I guess a boofhead is what Mark Twain would've called a puddenhead, maybe with some sense of what the Brits call a likely lad. A boofhead is a bit slow, maybe clumsy and unthinking, a likeable clot. It can be a friendly term (the inept handyman), but a boofhead can also be uncouth and boorish (the obnoxious footballers). You could say the behaviour of yer soccer hooligans is a bit boofy.
The image of Boofhead the character (above) is from R.B. Clark's daily comic strip. Boofhead ran in Sydney's Daily Mirror and in comic book reprints from 1941 until its creator's death in 1970.
It's one of those instantly recognisable Australian images, adopted by Mambo design and by the artist Martin Sharp for Regular Records. The Powerhouse Museum's website shows Boofhead on a 1966 Oz Magazine cover by Martin Sharp. There's even a statue of Boofhead in a park at Leura in the Blue Mountains.
You could say the strip itself has an endearing boofheadedness about it, with its daft situations and its two-dimensional artwork (as far as I know, Boofhead himself is always seen in profile, Egyptian-style).

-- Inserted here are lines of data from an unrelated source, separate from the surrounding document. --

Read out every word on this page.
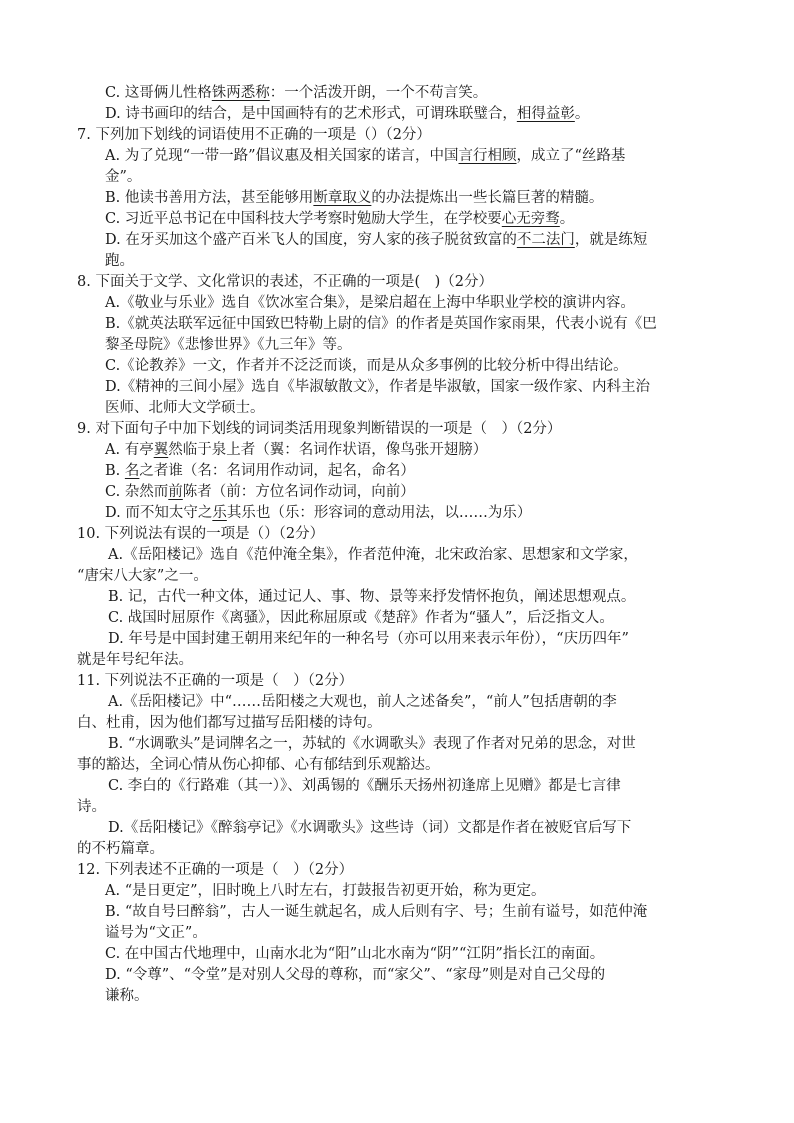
C. 这哥俩儿性格铢两悉称：一个活泼开朗，一个不苟言笑。
D. 诗书画印的结合，是中国画特有的艺术形式，可谓珠联璧合，相得益彰。
7. 下列加下划线的词语使用不正确的一项是（）（2分）
A. 为了兑现“一带一路”倡议惠及相关国家的诺言，中国言行相顾，成立了“丝路基
金”。
B. 他读书善用方法，甚至能够用断章取义的办法提炼出一些长篇巨著的精髓。
C. 习近平总书记在中国科技大学考察时勉励大学生，在学校要心无旁骛。
D. 在牙买加这个盛产百米飞人的国度，穷人家的孩子脱贫致富的不二法门，就是练短
跑。
8. 下面关于文学、文化常识的表述，不正确的一项是(　)（2分）
A.《敬业与乐业》选自《饮冰室合集》，是梁启超在上海中华职业学校的演讲内容。
B.《就英法联军远征中国致巴特勒上尉的信》的作者是英国作家雨果，代表小说有《巴
黎圣母院》《悲惨世界》《九三年》等。
C.《论教养》一文，作者并不泛泛而谈，而是从众多事例的比较分析中得出结论。
D.《精神的三间小屋》选自《毕淑敏散文》，作者是毕淑敏，国家一级作家、内科主治
医师、北师大文学硕士。
9. 对下面句子中加下划线的词词类活用现象判断错误的一项是（　）（2分）
A. 有亭翼然临于泉上者（翼：名词作状语，像鸟张开翅膀）
B. 名之者谁（名：名词用作动词，起名，命名）
C. 杂然而前陈者（前：方位名词作动词，向前）
D. 而不知太守之乐其乐也（乐：形容词的意动用法，以……为乐）
10. 下列说法有误的一项是（）（2分）
A.《岳阳楼记》选自《范仲淹全集》，作者范仲淹，北宋政治家、思想家和文学家，
“唐宋八大家”之一。
B. 记，古代一种文体，通过记人、事、物、景等来抒发情怀抱负，阐述思想观点。
C. 战国时屈原作《离骚》，因此称屈原或《楚辞》作者为“骚人”，后泛指文人。
D. 年号是中国封建王朝用来纪年的一种名号（亦可以用来表示年份），“庆历四年”
就是年号纪年法。
11. 下列说法不正确的一项是（　）（2分）
A.《岳阳楼记》中“……岳阳楼之大观也，前人之述备矣”，“前人”包括唐朝的李
白、杜甫，因为他们都写过描写岳阳楼的诗句。
B. “水调歌头”是词牌名之一，苏轼的《水调歌头》表现了作者对兄弟的思念，对世
事的豁达，全词心情从伤心抑郁、心有郁结到乐观豁达。
C. 李白的《行路难（其一）》、刘禹锡的《酬乐天扬州初逢席上见赠》都是七言律
诗。
D.《岳阳楼记》《醉翁亭记》《水调歌头》这些诗（词）文都是作者在被贬官后写下
的不朽篇章。
12. 下列表述不正确的一项是（　）（2分）
A. “是日更定”，旧时晚上八时左右，打鼓报告初更开始，称为更定。
B. “故自号曰醉翁”，古人一诞生就起名，成人后则有字、号；生前有谥号，如范仲淹
谥号为“文正”。
C. 在中国古代地理中，山南水北为“阳”山北水南为“阴”“江阴”指长江的南面。
D. “令尊”、“令堂”是对别人父母的尊称，而“家父”、“家母”则是对自己父母的
谦称。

John Ryan, the Australian comic strip historian, puts it this way:
Boofhead - drawn by Bob Clark and featuring a simplistically drawn, waistcoated young man with an elongated nose sheltered by a cantilever hairstyle - was amateurish and the humour mundane. It is difficult to fathom the reasons that this strip attracted readers but there can be no disputing its popularity. (In Panel by Panel: An illustrated history of Australian comics, 1979.)
An Australian National Dictionary updates page has citations for boofhead from 1941 and 1942, but doesn't mention the comic strip. I'm assuming the word predates the comic, and the comic helped popularise it, as John Ryan suggests: Boofhead brought back into common usage the term 'boofhead' in describing a simpleton or fool.